Among the worst-hit areas on Wednesday were four small northern farming towns, where water reached neck-deep in some areas and landslides cut off a major highway, said Melchito Castro, civil defence chief in the region.
"We have been experiencing really heavy rains since last night, and our rescuers have evacuated some residents," Castro told AFP by phone.
Fears of more flooding
Two men suffocated to death inside a tunnel when a landslide hit a gold-rush site near the northern mountain resort of Baguio on Wednesday, while two other people drowned, authorities said.
The new fatalities bring to 99 the number of people who have died across Luzon due to the storms since the beginning of last week, the civil defence office said.
Norma Talosig, the civil defence chief for northeastern Luzon, said authorities there were closely watching the rising waters of the Cagayan river, the country's largest river basin, amid fears it could overflow.
At more than 500 kilometres (310 miles) long, the heavily silted Cagayan river is the longest in the country, and cuts across four northeastern agricultural provinces.
Rain was also falling in and around Manila to the southwest, where more than 300,000 people were still in evacuation shelters following last week's floods.
The National Disaster Risk Reduction and Management Council said many low-lying farming areas near Manila remained flooded, and with the fresh rain there was little chance of the waters receding anytime soon.
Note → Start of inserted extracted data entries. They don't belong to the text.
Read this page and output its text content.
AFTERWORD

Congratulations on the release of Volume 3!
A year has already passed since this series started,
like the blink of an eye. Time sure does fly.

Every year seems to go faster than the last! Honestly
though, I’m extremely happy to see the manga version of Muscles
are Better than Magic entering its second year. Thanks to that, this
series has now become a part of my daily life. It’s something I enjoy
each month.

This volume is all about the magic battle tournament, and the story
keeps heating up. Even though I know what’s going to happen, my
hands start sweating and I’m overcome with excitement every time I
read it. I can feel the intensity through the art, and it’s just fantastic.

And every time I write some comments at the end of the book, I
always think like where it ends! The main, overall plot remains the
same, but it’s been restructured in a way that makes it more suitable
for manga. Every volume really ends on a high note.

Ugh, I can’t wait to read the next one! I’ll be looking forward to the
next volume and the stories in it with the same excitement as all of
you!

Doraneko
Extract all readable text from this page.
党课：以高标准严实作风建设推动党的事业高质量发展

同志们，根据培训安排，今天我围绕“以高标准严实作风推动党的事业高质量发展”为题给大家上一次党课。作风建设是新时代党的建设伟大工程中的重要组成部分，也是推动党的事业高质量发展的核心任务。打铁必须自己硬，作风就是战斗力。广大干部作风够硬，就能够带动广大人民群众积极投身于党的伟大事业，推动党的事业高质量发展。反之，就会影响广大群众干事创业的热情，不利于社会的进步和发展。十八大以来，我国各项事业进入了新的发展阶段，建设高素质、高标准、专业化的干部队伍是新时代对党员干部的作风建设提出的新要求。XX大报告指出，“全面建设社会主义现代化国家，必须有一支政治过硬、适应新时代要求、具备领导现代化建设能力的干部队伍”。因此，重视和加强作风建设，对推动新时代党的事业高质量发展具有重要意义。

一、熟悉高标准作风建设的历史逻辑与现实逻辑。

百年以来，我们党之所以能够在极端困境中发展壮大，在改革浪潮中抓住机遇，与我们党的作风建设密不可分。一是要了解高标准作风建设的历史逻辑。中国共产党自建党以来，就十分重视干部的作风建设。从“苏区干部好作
Council chief Benito Ramos said Kai-tak had not yet caused any major fresh floods in Manila, 80 per cent of which was submerged last week amid an intense 48-hour deluge triggered by another tropical storm, But he said people in its coastal areas and others in dangerous areas should be prepared to leave their homes if the rains worsened.
Local governments declared school holidays in some areas of Manila on Wednesday because of the heavy rains, while several domestic flights were delayed or cancelled due to bad visibility.
After hitting the island of Luzon, Kai-Tak is now in the South China Sea where it has strengthened into a Typhoon. It is slowly edging towards China's Guangdong province, where it is expected to make landfall on Friday at approximately 6 GMT.